Die Dunkelziffer dürfte ungleich höher liegen, insbesondere bei nicht vollendeten Unfällen, etwa wenn die Brücke lediglich touchiert oder durch Zurücksetzen noch gewendet wird.
Kontext
Seit etlichen Jahren kommt es an der Eisenbahnbrücke über die Wilhelmstraße direkt am Hauptbahnhof zu Kollisionen von Lastkraftwagen mit der Brücke. Drei Viertel der Vorfälle registriert die Polizei dabei auf der Westseite der Unterführung. [1]
Die Eisenbahnbrücke weist eine maximale Durchfahrtshöhe von 3,50 Meter auf den äußeren Fahrspuren (je eine stadtein- und auswärts) und 3,80 Metern auf der mittleren Fahrspur (stadteinwärts) auf. Diese Höhe wurde bei Errichtung der Brücke im Jahr 1925 noch von keinem Lastwagen erreicht,[1] heute ist sie nicht unüblich. Die zulässige Durchfahrtshöhe wird scheinbar regelmäßig ignoriert, da eine Umfahrung mit einem erheblichen Umweg verbunden wäre. So müssen nach Darstellung der Westfälischen Drahtindustrie bis zu 60 Zulieferer täglich Umwege zum Betriebsgelände aufgrund der Eisenbahnbrücke in Kauf nehmen.[2] Offenbar setzen einige Speditionen auch keine spezifischen Lkw-Navigationsgeräte ein, die vor der nicht hinreichenden Höhe warnen könnten.

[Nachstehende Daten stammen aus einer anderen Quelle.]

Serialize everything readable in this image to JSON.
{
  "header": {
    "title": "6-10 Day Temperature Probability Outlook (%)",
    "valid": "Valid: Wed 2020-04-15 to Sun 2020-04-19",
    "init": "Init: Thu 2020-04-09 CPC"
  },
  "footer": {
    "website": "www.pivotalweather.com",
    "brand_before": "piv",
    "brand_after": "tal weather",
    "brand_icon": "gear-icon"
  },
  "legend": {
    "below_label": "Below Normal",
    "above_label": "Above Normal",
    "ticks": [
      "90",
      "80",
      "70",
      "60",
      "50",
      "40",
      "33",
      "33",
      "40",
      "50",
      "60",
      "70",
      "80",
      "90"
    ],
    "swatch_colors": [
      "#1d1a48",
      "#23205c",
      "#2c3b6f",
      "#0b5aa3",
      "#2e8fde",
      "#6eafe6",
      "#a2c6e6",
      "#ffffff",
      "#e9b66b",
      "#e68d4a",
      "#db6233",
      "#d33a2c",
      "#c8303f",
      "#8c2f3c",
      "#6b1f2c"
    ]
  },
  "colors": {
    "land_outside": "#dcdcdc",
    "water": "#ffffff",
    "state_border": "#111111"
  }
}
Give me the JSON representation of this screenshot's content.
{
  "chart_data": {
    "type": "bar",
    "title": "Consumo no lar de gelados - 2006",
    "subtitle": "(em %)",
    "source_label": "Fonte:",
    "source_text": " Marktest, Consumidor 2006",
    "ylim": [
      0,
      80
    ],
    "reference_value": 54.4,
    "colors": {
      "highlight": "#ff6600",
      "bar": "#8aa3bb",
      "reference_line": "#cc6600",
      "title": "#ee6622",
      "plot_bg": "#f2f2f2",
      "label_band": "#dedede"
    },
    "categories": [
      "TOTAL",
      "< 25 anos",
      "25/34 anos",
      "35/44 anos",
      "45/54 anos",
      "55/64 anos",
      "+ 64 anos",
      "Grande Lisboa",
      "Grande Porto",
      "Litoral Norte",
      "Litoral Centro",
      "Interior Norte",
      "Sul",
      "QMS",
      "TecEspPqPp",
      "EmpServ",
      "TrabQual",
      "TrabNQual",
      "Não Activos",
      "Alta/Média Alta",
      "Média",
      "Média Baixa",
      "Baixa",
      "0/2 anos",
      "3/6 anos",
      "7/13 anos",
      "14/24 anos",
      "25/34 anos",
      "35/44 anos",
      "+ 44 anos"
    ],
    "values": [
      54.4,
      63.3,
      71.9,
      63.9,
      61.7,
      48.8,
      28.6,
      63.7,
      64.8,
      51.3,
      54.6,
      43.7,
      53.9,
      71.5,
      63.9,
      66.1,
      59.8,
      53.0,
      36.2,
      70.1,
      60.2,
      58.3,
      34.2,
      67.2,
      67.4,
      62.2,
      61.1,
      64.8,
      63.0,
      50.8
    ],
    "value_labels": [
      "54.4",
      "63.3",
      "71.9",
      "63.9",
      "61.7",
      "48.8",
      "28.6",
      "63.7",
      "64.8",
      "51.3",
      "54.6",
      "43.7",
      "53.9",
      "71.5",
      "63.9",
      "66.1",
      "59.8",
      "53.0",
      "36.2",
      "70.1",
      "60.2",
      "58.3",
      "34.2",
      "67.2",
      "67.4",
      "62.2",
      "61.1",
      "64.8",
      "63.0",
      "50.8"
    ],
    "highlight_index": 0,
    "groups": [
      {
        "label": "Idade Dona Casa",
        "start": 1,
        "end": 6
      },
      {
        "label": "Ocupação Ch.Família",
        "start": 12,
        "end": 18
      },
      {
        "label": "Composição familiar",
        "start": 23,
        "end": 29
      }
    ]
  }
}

Nach jeder Kollision muss die Brücke von einem Sachverständigen der Deutschen Bahn auf ihre Integrität überprüft werden.[3] Vergleichbare Vorfälle gibt es zahlreich auch am Nordenstiftsweg, die Brücke an der Wilhelmstraße ist aber am häufigsten betroffen.[3]
Präventionsmaßnahmen
Bis Anfang der 2010er war auch die Eisenbahnunterführung an der Alleestraße für solche Kollisionen bekannt, hier konnte durch eine Absenkung der Fahrbahn um 30 Zentimeter Abhilfe geschaffen werden. An der Wilhelmstraße ist eine Absenkung der Fahrbahn bzw. Erhöhung der Durchfahrtshöhe der Brücke aus baulichen Gründen unmöglich, da hier die Züge, die die beiden Widerlager der Brücke miteinander verbinden, unmittelbar unter der Fahrbahnoberfläche liegen.[4] Die Brücke durch eine neues Bauwerk zu ersetzen kommt wegen der Kosten und aus betriebsbedingten Gründen für die Deutsche Bahn offenbar nicht in Betracht, jedenfalls sind keinerlei Baumaßnahmen angekündigt.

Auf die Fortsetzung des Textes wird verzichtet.